O escritor Xico Sá definiu o episódio em crônica publicada no Diário do Nordeste como parte do “folclore do jornalismo brasileiro”. Segundo ele, a nota acabou sendo incorporada à cultura pop do país.
De notícia comum a referência cultural
Com o passar dos anos, a situação ganhou novas camadas de humor — inclusive do próprio protagonista. Em 2018, o cantor entrou na brincadeira ao lembrar a data nas redes sociais. “IMPORTANTE. Hoje faz 7 anos que estacionei no Leblon”, escreveu no então Twitter, atual X. Em 2021, voltou a comentar o episódio ao lembrar os dez anos da publicação.

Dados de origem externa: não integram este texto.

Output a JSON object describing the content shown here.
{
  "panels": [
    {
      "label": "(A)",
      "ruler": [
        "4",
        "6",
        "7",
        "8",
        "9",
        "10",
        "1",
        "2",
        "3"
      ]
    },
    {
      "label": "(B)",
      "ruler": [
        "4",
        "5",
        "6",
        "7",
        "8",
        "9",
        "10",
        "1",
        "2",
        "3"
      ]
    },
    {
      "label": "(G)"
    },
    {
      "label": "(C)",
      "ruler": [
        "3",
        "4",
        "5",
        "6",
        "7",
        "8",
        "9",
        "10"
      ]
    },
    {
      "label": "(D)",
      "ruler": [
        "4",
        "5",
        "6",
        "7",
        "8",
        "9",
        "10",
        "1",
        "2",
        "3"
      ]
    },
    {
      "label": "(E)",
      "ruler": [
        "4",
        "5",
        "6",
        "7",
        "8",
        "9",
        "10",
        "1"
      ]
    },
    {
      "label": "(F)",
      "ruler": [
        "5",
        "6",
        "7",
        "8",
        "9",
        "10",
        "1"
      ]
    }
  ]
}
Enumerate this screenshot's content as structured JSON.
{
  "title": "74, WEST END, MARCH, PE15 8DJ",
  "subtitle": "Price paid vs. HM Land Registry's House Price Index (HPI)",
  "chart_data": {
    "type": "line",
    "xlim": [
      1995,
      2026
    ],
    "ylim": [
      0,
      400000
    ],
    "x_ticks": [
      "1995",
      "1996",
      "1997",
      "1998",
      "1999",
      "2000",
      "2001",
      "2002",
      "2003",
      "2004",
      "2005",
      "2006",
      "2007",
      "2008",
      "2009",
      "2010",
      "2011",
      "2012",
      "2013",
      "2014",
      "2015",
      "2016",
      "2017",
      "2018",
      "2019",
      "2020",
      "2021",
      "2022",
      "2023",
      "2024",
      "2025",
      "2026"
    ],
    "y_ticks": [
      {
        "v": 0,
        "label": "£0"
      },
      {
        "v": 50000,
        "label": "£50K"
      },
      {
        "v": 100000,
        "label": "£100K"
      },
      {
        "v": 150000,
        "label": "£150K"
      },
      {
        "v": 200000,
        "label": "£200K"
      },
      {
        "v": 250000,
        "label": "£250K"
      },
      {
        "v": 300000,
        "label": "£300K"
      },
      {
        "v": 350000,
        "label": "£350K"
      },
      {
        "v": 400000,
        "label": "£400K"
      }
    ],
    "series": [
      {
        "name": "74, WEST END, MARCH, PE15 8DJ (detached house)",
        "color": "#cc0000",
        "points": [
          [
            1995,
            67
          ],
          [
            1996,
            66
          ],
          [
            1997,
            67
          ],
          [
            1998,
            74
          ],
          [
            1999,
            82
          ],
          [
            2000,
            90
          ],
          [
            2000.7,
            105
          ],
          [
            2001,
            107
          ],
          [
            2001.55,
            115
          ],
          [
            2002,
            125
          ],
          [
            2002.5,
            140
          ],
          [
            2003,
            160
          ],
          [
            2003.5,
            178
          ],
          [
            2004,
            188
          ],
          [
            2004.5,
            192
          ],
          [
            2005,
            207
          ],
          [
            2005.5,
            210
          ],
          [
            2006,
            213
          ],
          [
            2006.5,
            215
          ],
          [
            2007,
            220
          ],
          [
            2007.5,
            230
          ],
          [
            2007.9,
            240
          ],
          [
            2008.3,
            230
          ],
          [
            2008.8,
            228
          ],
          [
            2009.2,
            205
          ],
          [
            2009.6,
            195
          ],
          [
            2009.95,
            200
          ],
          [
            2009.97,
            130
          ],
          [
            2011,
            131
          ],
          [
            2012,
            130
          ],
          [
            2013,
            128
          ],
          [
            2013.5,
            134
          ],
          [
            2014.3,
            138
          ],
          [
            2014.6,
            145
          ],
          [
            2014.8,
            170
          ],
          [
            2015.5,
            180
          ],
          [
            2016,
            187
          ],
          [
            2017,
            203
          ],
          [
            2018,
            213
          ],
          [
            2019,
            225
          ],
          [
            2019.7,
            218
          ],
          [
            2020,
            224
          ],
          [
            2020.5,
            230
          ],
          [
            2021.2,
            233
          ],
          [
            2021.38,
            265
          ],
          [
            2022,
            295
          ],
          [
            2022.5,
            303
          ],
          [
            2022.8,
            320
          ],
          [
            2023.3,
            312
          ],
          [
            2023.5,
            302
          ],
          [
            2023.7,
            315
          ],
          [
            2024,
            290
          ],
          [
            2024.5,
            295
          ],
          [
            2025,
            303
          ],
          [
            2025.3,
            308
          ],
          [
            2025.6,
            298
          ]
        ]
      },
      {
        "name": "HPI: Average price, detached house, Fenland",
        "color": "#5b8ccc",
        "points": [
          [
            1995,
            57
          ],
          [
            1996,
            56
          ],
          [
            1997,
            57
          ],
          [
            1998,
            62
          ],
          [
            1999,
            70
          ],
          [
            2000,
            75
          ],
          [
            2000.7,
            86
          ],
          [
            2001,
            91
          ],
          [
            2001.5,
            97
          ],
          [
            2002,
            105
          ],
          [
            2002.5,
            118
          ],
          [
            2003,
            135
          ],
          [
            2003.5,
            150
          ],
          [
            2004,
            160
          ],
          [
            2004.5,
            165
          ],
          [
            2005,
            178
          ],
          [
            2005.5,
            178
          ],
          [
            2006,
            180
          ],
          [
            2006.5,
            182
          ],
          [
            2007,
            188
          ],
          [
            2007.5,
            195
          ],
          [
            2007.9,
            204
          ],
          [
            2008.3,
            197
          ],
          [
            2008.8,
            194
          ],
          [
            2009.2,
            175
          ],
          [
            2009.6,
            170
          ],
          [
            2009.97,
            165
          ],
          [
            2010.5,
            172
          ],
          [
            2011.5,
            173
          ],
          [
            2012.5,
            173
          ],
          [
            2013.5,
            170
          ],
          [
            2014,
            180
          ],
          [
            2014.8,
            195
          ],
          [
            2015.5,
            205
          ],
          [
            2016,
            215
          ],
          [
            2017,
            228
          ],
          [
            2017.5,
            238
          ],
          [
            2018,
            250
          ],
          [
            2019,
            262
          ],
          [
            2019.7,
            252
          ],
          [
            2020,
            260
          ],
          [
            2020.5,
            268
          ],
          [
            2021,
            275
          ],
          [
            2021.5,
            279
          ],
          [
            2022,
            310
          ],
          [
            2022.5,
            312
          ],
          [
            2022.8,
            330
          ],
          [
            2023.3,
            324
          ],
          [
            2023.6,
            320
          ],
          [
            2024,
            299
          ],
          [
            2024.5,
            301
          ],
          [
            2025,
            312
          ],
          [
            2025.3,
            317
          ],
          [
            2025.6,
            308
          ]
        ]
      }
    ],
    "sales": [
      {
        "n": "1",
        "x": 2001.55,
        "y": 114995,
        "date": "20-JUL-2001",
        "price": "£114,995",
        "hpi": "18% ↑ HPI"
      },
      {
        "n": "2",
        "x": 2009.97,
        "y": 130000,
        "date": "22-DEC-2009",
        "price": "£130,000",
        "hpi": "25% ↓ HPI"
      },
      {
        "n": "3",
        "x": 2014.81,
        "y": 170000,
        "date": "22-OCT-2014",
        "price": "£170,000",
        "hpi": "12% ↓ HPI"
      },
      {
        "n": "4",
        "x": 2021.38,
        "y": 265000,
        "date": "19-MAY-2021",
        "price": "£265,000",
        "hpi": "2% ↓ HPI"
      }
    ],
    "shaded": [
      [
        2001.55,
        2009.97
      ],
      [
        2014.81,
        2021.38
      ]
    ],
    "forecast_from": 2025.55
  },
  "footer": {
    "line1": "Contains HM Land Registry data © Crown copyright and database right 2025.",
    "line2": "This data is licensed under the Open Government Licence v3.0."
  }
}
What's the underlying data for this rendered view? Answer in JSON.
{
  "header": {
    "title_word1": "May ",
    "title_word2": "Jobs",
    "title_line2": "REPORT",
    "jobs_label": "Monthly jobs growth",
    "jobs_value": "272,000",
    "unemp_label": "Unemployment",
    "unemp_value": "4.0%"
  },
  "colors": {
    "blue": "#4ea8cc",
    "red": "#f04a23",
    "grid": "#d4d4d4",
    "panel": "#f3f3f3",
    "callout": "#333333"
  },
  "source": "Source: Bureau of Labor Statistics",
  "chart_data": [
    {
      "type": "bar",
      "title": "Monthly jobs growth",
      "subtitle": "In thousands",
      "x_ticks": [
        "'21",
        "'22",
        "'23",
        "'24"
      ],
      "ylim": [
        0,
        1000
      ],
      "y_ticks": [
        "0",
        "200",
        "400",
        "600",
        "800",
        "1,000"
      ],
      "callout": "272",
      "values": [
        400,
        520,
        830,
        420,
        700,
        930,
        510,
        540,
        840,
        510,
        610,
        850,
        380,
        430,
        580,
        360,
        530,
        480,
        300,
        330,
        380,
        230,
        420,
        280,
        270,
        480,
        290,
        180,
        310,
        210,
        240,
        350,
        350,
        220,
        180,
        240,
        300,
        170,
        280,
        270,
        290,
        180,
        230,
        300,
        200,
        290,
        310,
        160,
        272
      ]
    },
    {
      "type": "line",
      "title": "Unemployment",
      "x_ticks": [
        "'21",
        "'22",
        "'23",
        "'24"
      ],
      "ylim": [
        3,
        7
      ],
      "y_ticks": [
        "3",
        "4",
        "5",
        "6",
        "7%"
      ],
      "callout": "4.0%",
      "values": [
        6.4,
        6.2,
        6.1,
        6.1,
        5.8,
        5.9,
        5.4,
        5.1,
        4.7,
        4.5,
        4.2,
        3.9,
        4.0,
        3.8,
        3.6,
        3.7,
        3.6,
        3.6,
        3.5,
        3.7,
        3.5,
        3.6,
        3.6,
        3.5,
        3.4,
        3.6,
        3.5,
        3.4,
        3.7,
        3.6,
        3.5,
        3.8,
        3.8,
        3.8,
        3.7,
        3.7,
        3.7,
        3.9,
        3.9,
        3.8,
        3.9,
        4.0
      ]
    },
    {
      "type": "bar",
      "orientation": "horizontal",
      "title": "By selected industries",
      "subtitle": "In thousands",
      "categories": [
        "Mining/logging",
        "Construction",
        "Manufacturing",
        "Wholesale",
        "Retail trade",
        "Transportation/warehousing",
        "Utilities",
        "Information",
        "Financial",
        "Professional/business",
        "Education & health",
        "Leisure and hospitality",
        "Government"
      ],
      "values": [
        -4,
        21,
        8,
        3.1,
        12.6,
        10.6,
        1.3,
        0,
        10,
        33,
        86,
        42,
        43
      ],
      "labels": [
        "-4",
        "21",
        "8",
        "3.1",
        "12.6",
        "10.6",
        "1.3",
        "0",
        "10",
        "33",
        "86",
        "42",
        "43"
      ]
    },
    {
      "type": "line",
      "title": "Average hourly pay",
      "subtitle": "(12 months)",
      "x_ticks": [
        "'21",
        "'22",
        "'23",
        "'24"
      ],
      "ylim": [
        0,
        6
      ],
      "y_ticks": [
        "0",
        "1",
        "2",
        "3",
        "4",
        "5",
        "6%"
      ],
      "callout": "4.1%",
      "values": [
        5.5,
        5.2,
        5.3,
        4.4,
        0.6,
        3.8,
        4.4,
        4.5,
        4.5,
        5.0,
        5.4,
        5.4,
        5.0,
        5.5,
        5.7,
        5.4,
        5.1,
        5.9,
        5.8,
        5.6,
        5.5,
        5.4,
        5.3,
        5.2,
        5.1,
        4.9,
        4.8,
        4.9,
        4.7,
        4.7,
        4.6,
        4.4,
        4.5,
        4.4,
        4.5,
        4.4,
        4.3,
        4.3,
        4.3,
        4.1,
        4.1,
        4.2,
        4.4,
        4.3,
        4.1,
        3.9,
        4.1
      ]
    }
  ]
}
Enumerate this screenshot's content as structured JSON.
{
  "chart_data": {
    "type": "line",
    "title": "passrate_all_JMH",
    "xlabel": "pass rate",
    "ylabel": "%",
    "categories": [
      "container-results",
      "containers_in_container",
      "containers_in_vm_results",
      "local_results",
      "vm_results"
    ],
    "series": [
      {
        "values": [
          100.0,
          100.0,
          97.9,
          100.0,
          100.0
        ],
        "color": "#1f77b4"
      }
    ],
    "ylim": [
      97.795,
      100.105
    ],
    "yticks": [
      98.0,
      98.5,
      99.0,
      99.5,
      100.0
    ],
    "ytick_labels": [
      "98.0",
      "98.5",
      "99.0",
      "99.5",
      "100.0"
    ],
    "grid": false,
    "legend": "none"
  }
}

A história também inspirou o grupo de humor Porta dos Fundos, que produziu um vídeo satirizando o episódio com participação do próprio Caetano. No sketch, os humoristas tratam o estacionamento do carro como se fosse um acontecimento histórico digno de investigação jornalística.
Desde então, “Caetano estaciona no Leblon” virou uma espécie de metáfora para reportagens consideradas triviais no universo das celebridades. Internautas costumam recorrer à expressão para ironizar manchetes semelhantes, como notas sobre famosos passeando em shoppings ou enfrentando situações corriqueiras.
A jornalista por trás da nota
Anos depois, a autora da matéria também resolveu contar a história. Em 2021, a jornalista Elisangela Roxo publicou na revista Piauí um relato em primeira pessoa sobre a repercussão inesperada da nota.
Ela explicou que trabalhava em um plantão pós-Carnaval no Portal Terra e precisava cumprir uma meta de dez publicações diárias. As fotos enviadas pelo fotógrafo Fausto Candelária, da agência AgNews, acabaram virando a breve notícia que entraria para a história da internet brasileira.
No texto, Elisangela afirma que imaginava que apenas poucos leitores veriam a nota naquela noite. O que parecia apenas mais uma publicação de rotina, porém, se transformaria anos depois em um dos exemplos mais lembrados — e comentados — sobre o que pode ou não virar notícia. Quinze anos depois, a cena continua estacionada no imaginário da internet.